Experienced Site Reliability & DevOps Engineer with 8 years in automating and deploying large-scale cloud environments across AWS and Azure Kubernetes Service. Expertise in Terraform, CI/CD, Kubernetes, and observability, driving cloud cost reductions and ensuring high availability for microservices. Proficient in Ansible, Jenkins, ELK, and scripting, enhancing operational efficiency and security.
Overview
9
9
years of professional experience
2
2
Certifications
Work History
DevOps Engineer
Cognizant Technology Solutions
Hyderabad
03.2020 - Current
Migrated 30+ production servers from CentOS to Ubuntu with zero downtime through phased rollout and rollback validation strategy, ensuring service continuity.
Managed and maintained Kubernetes workloads including Deployments, Services, ConfigMaps, Secrets, and Horizontal Pod Autoscalers for 20+ microservices in production.
Implemented Blue-Green and weighted routing deployment strategies in Kubernetes, ensuring zero-downtime releases and controlled traffic shifting.
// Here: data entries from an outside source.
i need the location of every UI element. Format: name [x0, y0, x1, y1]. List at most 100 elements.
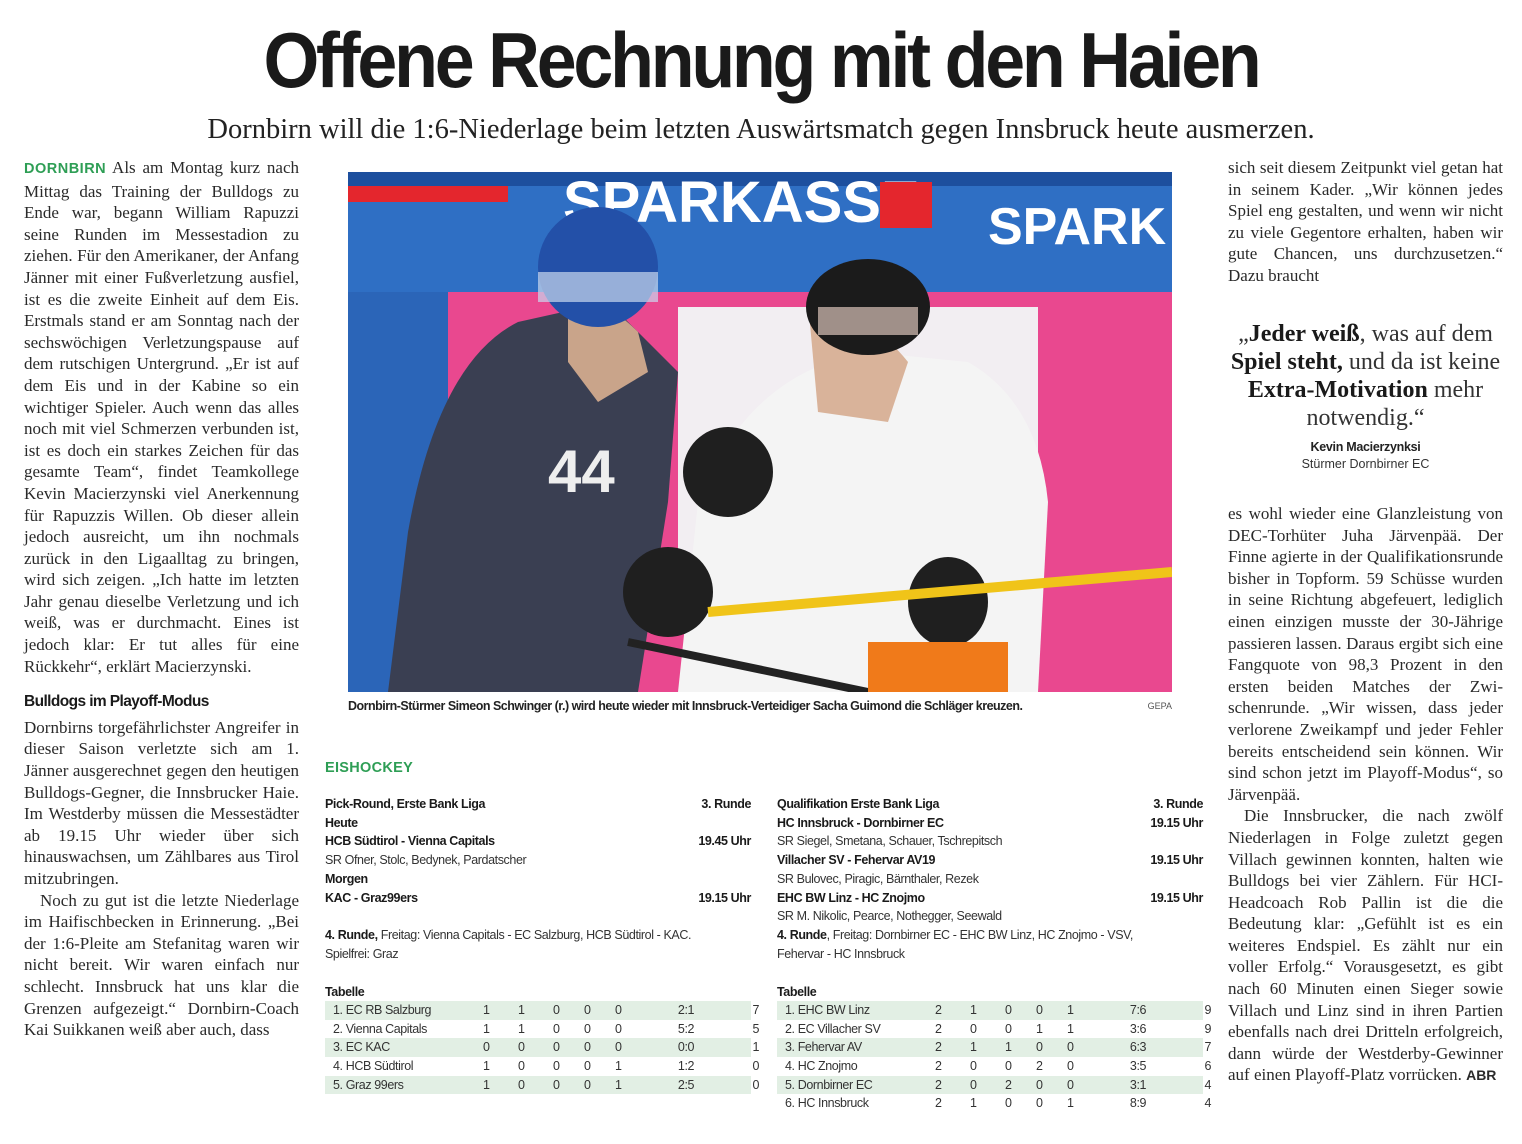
quote-author: Kevin Macierzynksi — [1310, 440, 1421, 454]
quote-text: „Jeder weiß, was auf dem Spiel steht, un… — [1230, 321, 1501, 431]
stat-cell: 0 — [553, 1003, 560, 1017]
round-label: 3. Runde — [1153, 797, 1203, 811]
stat-cell: 0 — [1067, 1077, 1074, 1092]
stat-cell: 0 — [615, 1021, 622, 1036]
team-name: 5. Graz 99ers — [333, 1077, 404, 1092]
goal-ratio: 6:3 — [1129, 1040, 1147, 1055]
next-round: 4. Runde, Freitag: Vienna Capitals - EC … — [325, 928, 692, 943]
stat-cell: 1 — [1067, 1096, 1074, 1111]
stat-cell: 2 — [935, 1096, 942, 1111]
goal-ratio: 3:6 — [1129, 1021, 1147, 1036]
table-row: 4. HC Znojmo 2 0 0 2 0 3:5 6 — [777, 1057, 1211, 1076]
team-name: 2. Vienna Capitals — [333, 1021, 428, 1036]
stat-cell: 0 — [518, 1040, 525, 1055]
stat-cell: 0 — [970, 1059, 977, 1074]
points: 5 — [752, 1021, 759, 1036]
hockey-photo: SPARKASSE SPARK 44 — [348, 172, 1172, 692]
table-row: 2. Vienna Capitals 1 1 0 0 0 5:2 5 — [325, 1020, 759, 1039]
game: EHC BW Linz - HC Znojmo — [777, 890, 925, 905]
points: 0 — [752, 1059, 759, 1074]
paragraph: es wohl wieder eine Glanzleistung von DE… — [1228, 504, 1503, 804]
stat-cell: 1 — [1067, 1021, 1074, 1036]
caption-text: Dornbirn-Stürmer Simeon Schwinger (r.) w… — [348, 699, 1023, 713]
stat-cell: 0 — [483, 1040, 490, 1055]
game-time: 19.15 Uhr — [698, 890, 751, 905]
qualification-schedule: Qualifikation Erste Bank Liga 3. Runde HC… — [777, 795, 1203, 963]
dateline: DORNBIRN — [24, 161, 107, 177]
table-row: 3. Fehervar AV 2 1 1 0 0 6:3 7 — [777, 1038, 1211, 1058]
stat-cell: 1 — [1005, 1040, 1012, 1055]
photo-credit: GEPA — [1147, 701, 1172, 711]
points: 7 — [1204, 1040, 1211, 1055]
table-title: Tabelle — [325, 985, 365, 999]
game: KAC - Graz99ers — [325, 890, 418, 905]
referees: SR Siegel, Smetana, Schauer, Tschrepitsc… — [777, 834, 1003, 849]
stat-cell: 0 — [553, 1040, 560, 1055]
points: 0 — [752, 1077, 759, 1092]
pull-quote: „Jeder weiß, was auf dem Spiel steht, un… — [1228, 320, 1503, 471]
points: 9 — [1204, 1003, 1211, 1017]
jersey-number: 44 — [548, 438, 615, 505]
table-row: 1. EHC BW Linz 2 1 0 0 1 7:6 9 — [777, 1001, 1211, 1020]
stat-cell: 0 — [1036, 1096, 1043, 1111]
stat-cell: 2 — [935, 1021, 942, 1036]
headline: Offene Rechnung mit den Haien — [263, 16, 1261, 104]
goal-ratio: 2:1 — [677, 1003, 695, 1017]
stat-cell: 0 — [970, 1021, 977, 1036]
points: 4 — [1204, 1077, 1211, 1092]
right-column-top: sich seit diesem Zeitpunkt viel ge­tan h… — [1228, 157, 1503, 287]
stat-cell: 1 — [1036, 1021, 1043, 1036]
team-name: 6. HC Innsbruck — [785, 1096, 869, 1111]
section-subhead: Bulldogs im Playoff-Modus — [24, 693, 209, 711]
stat-cell: 0 — [1005, 1096, 1012, 1111]
points: 1 — [752, 1040, 759, 1055]
stat-cell: 1 — [483, 1059, 490, 1074]
stat-cell: 0 — [584, 1021, 591, 1036]
stat-cell: 0 — [1005, 1021, 1012, 1036]
stat-cell: 1 — [483, 1003, 490, 1017]
stat-cell: 1 — [970, 1096, 977, 1111]
stat-cell: 1 — [615, 1059, 622, 1074]
stat-cell: 0 — [584, 1040, 591, 1055]
paragraph: Die Innsbrucker, die nach zwölf Niederla… — [1228, 806, 1503, 1085]
pick-round-schedule: Pick-Round, Erste Bank Liga 3. Runde Heut… — [325, 795, 751, 964]
sports-box-label: EISHOCKEY — [325, 760, 414, 776]
photo-caption: Dornbirn-Stürmer Simeon Schwinger (r.) w… — [348, 699, 1172, 713]
stat-cell: 0 — [518, 1077, 525, 1092]
goal-ratio: 2:5 — [677, 1077, 695, 1092]
stat-cell: 0 — [553, 1059, 560, 1074]
stat-cell: 0 — [1036, 1077, 1043, 1092]
game-time: 19.15 Uhr — [1150, 890, 1203, 905]
goal-ratio: 1:2 — [677, 1059, 695, 1074]
stat-cell: 0 — [1005, 1003, 1012, 1017]
game: HCB Südtirol - Vienna Capitals — [325, 834, 495, 849]
game-time: 19.45 Uhr — [698, 834, 751, 849]
referees: SR M. Nikolic, Pearce, Nothegger, Seewal… — [777, 909, 1002, 924]
stat-cell: 2 — [935, 1077, 942, 1092]
stat-cell: 1 — [518, 1021, 525, 1036]
stat-cell: 2 — [935, 1040, 942, 1055]
day-label: Morgen — [325, 871, 368, 886]
day-label: Heute — [325, 815, 358, 830]
stat-cell: 1 — [518, 1003, 525, 1017]
goal-ratio: 3:1 — [1129, 1077, 1147, 1092]
team-name: 5. Dornbirner EC — [785, 1077, 873, 1092]
points: 7 — [752, 1003, 759, 1017]
paragraph: sich seit diesem Zeitpunkt viel ge­tan h… — [1228, 158, 1503, 285]
stat-cell: 0 — [615, 1040, 622, 1055]
stat-cell: 1 — [970, 1003, 977, 1017]
team-name: 3. EC KAC — [333, 1040, 390, 1055]
qualification-table: Tabelle 1. EHC BW Linz 2 1 0 0 1 7:6 9 2. EC Vil… — [777, 983, 1211, 1113]
paragraph: Dornbirns torgefährlichster Angrei­fer i… — [24, 717, 299, 888]
table-body: 1. EHC BW Linz 2 1 0 0 1 7:6 9 2. EC Villacher S… — [777, 1001, 1211, 1113]
goal-ratio: 5:2 — [677, 1021, 695, 1036]
game: Villacher SV - Fehervar AV19 — [777, 853, 936, 868]
table-row: 6. HC Innsbruck 2 1 0 0 1 8:9 4 — [777, 1094, 1211, 1113]
next-round: 4. Runde, Freitag: Dornbirner EC - EHC B… — [777, 927, 1133, 942]
team-name: 4. HC Znojmo — [785, 1059, 858, 1074]
stat-cell: 0 — [584, 1059, 591, 1074]
goal-ratio: 3:5 — [1129, 1059, 1147, 1074]
hockey-players-image: SPARKASSE SPARK 44 — [348, 172, 1172, 692]
stat-cell: 2 — [1005, 1077, 1012, 1092]
table-row: 3. EC KAC 0 0 0 0 0 0:0 1 — [325, 1038, 759, 1058]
Designed and built end-to-end CI/CD pipelines using Jenkins, and GitHub Actions for Java-based microservices, covering build, unit testing, code quality analysis (SonarQube), Docker image creation, and EKS deployment using Helm.
Configured CloudWatch monitoring, SNS alerting, and custom dashboards for EC2, ALB, and application-level metrics to ensure proactive incident detection.
Automated SSL/TLS certificate renewals with Jenkins, S3, Ansible, and Auto Scaling Groups to eliminate manual interventions, enhancing security and reliability.
Provisioned and managed AWS infrastructure components including EC2, S3, CloudFront, IAM, and ALB using Terraform and CloudFormation following Infrastructure-as-Code best practices.
Executed structured decommissioning of 30+ AWS resources with dependency mapping, impact analysis, and rollback validation to ensure safe cleanup of legacy environments.
Developed AWS Lambda functions (Python) to optimize cloud costs by automatically identifying and deleting unused AMIs, snapshots, and orphaned resources; provided APIs for controlled execution and integrated with Postman for testing.
Site Reliability Engineer
Cognizant Technology Solutions
Chennai
04.2017 - 02.2020
Reduced incident resolution time by 25–30% through production support for over 20 microservices.
Achieved 99.95% uptime with proactive monitoring and automated healing scripts.
Developed custom health checks in Shell and Python to minimize false alerts and enhance MTTR.
Managed SSL/TLS certificates using AWS ACM and Azure Key Vault for secure communications.
Created CloudWatch and Kibana dashboards to monitor CPU, memory, error rates, and APIs.
Automated log cleanup on Linux servers, achieving a 60% reduction in disk usage.
Documented runbooks to expedite recovery processes for operations teams.
Facilitated on-call processes to monitor system performance and prevent disruptions.
Education
Btech - Computer Science And Engineering
Anurag University
Hyderabad
08-2016
Skills
Cloud platforms: AWS and Azure
Infrastructure as code: Terraform
Containerization and orchestration: Docker, Kubernetes
Continuous integration and delivery: Jenkins, GitHub Actions
Automation scripting: Shell scripting
Monitoring tools: Kibana, Grafana, Prometheus
Database management: MySQL, MongoDB, DynamoDB
Development tools: Git, JIRA, BMC Helix
Certification
AWS Cloud Practitioner
Accomplishments
Received appreciation for automating the alerts based on the errors in our microservices, which saved a huge amount of time in identifying which service is failing.